From: Michal Hocko <mhocko@xxxxxxxx>

movable_node kernel parameter allows to make hotplugable NUMA
nodes to put all the hotplugable memory into movable zone which
allows more or less reliable memory hotremove. At least this
is the case for the NUMA nodes present during the boot (see
find_zone_movable_pfns_for_nodes).

This is not the case for the memory hotplug, though.

echo online > /sys/devices/system/memory/memoryXYZ/status

will default to a kernel zone (usually ZONE_NORMAL) unless the
particular memblock is already in the movable zone range which is not
the case normally when onlining the memory from the udev rule context
for a freshly hotadded NUMA node. The only option currently is to have a
special udev rule to echo online_movable to all memblocks belonging to
such a node which is rather clumsy. Not the mention this is inconsistent
as well because what ended up in the movable zone during the boot will
end up in a kernel zone after hotremove & hotadd without special care.

It would be nice to reuse memblock_is_hotpluggable but the runtime
hotplug doesn't have that information available because the boot and
hotplug paths are not shared and it would be really non trivial to
make them use the same code path because the runtime hotplug doesn't
play with the memblock allocator at all.

Teach move_pfn_range that MMOP_ONLINE_KEEP can use the movable zone if
movable_node is enabled and the range doesn't overlap with the existing
normal zone. This should provide a reasonable default onlining strategy.
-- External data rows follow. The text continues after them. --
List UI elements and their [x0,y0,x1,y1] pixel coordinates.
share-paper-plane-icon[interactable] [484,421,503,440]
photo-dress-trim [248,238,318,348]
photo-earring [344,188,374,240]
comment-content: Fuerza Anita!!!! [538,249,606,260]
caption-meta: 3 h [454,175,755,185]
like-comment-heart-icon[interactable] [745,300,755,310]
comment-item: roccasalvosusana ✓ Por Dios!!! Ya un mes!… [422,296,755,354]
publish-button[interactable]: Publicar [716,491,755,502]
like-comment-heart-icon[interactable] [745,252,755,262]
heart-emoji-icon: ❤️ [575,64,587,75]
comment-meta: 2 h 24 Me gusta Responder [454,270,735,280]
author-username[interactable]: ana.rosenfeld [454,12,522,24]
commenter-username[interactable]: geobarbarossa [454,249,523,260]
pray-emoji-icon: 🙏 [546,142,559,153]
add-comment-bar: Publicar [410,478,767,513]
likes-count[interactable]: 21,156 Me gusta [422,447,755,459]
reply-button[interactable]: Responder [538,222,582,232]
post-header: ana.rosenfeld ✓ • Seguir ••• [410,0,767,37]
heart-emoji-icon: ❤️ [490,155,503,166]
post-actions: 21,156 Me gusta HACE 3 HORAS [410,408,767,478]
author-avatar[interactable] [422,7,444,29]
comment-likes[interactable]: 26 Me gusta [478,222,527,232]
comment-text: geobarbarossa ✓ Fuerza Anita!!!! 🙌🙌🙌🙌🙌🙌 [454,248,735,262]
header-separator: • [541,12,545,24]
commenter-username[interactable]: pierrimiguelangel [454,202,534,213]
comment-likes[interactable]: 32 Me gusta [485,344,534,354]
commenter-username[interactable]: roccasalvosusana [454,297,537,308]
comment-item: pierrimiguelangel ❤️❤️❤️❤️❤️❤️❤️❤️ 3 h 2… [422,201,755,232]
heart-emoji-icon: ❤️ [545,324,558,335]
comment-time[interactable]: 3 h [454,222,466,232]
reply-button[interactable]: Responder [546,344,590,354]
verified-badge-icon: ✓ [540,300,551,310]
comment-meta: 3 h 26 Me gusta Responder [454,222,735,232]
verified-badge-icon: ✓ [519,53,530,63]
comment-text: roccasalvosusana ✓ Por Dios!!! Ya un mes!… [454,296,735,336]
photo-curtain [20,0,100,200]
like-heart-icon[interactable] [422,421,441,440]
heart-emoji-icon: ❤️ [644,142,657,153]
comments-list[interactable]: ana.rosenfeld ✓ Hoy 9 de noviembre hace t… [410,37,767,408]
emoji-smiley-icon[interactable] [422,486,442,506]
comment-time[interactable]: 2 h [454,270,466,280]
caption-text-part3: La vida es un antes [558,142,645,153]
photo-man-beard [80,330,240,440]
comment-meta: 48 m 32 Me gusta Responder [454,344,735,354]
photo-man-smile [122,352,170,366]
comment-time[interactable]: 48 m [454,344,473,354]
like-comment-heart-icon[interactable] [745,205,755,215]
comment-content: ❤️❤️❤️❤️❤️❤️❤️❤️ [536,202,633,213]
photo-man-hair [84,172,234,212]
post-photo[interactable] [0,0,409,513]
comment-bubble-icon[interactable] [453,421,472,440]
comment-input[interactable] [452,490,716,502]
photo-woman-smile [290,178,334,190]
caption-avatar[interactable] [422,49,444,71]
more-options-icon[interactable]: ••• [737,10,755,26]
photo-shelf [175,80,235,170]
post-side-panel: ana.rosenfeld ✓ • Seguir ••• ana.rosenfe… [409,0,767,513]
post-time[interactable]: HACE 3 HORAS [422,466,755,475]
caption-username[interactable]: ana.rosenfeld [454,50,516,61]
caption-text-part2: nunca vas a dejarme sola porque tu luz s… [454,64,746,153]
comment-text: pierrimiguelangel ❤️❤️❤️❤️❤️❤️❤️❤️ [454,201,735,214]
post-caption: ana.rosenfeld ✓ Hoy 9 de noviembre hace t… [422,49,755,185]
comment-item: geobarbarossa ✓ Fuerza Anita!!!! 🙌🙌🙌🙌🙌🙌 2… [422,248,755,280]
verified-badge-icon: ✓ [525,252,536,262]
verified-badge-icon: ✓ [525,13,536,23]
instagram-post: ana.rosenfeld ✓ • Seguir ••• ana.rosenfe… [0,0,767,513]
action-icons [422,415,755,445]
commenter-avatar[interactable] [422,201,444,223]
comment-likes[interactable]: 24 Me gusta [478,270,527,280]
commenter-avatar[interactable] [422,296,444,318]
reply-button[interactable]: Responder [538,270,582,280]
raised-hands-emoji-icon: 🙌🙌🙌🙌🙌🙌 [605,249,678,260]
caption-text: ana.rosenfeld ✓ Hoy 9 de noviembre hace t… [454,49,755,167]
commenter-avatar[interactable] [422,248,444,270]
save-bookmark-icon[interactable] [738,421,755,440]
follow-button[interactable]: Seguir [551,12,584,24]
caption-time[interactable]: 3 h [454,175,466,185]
Strictly speaking the semantic is not identical with the boot time
initialization because find_zone_movable_pfns_for_nodes covers only the
hotplugable range as described by the BIOS/FW. From my experience this
is usually a full node though (except for Node0 which is special and
never goes away completely). If this turns out to be a problem in the
real life we can tweak the code to store hotplug flag into memblocks
but let's keep this simple now.

Signed-off-by: Michal Hocko <mhocko@xxxxxxxx>
---

Hi,
I am sending this as an RFC because this is a user visible change change
of behavior, strictly speaking. I believe it is a desirable change of
behavior, thought, and it an explicit opt-in (kernel parameter) is
required to see the change so I do not expect any breakage. I would
still like to hear what other people think about this shift. I have
tested it on a memory hotplug capable HW where the whole numa node can
be hotremove/added.

Does anybody see any problem with the proposed semantic?

mm/memory_hotplug.c | 19 ++++++++++++++++---
1 file changed, 16 insertions(+), 3 deletions(-)

diff --git a/mm/memory_hotplug.c b/mm/memory_hotplug.c
index b98fb0b3ae11..74d75583736c 100644
--- a/mm/memory_hotplug.c
+++ b/mm/memory_hotplug.c
@@ -943,6 +943,19 @@ struct zone *default_zone_for_pfn(int nid, unsigned long start_pfn,
return &pgdat->node_zones[ZONE_NORMAL];
}

+static inline bool movable_pfn_range(int nid, struct zone *default_zone,
+ unsigned long start_pfn, unsigned long nr_pages)
+{
+ if (!allow_online_pfn_range(nid, start_pfn, nr_pages,
+ MMOP_ONLINE_KERNEL))
+ return true;
+
+ if (!movable_node_is_enabled())
+ return false;
+
+ return !zone_intersects(default_zone, start_pfn, nr_pages);
+}
+
/*
* Associates the given pfn range with the given node and the zone appropriate
* for the given online type.
@@ -958,10 +971,10 @@ static struct zone * __meminit move_pfn_range(int online_type, int nid,
/*
* MMOP_ONLINE_KEEP defaults to MMOP_ONLINE_KERNEL but use
* movable zone if that is not possible (e.g. we are within
- * or past the existing movable zone)
+ * or past the existing movable zone). movable_node overrides
+ * this default and defaults to movable zone
*/
- if (!allow_online_pfn_range(nid, start_pfn, nr_pages,
- MMOP_ONLINE_KERNEL))
+ if (movable_pfn_range(nid, zone, start_pfn, nr_pages))
zone = movable_zone;
} else if (online_type == MMOP_ONLINE_MOVABLE) {
zone = &pgdat->node_zones[ZONE_MOVABLE];
--
2.11.0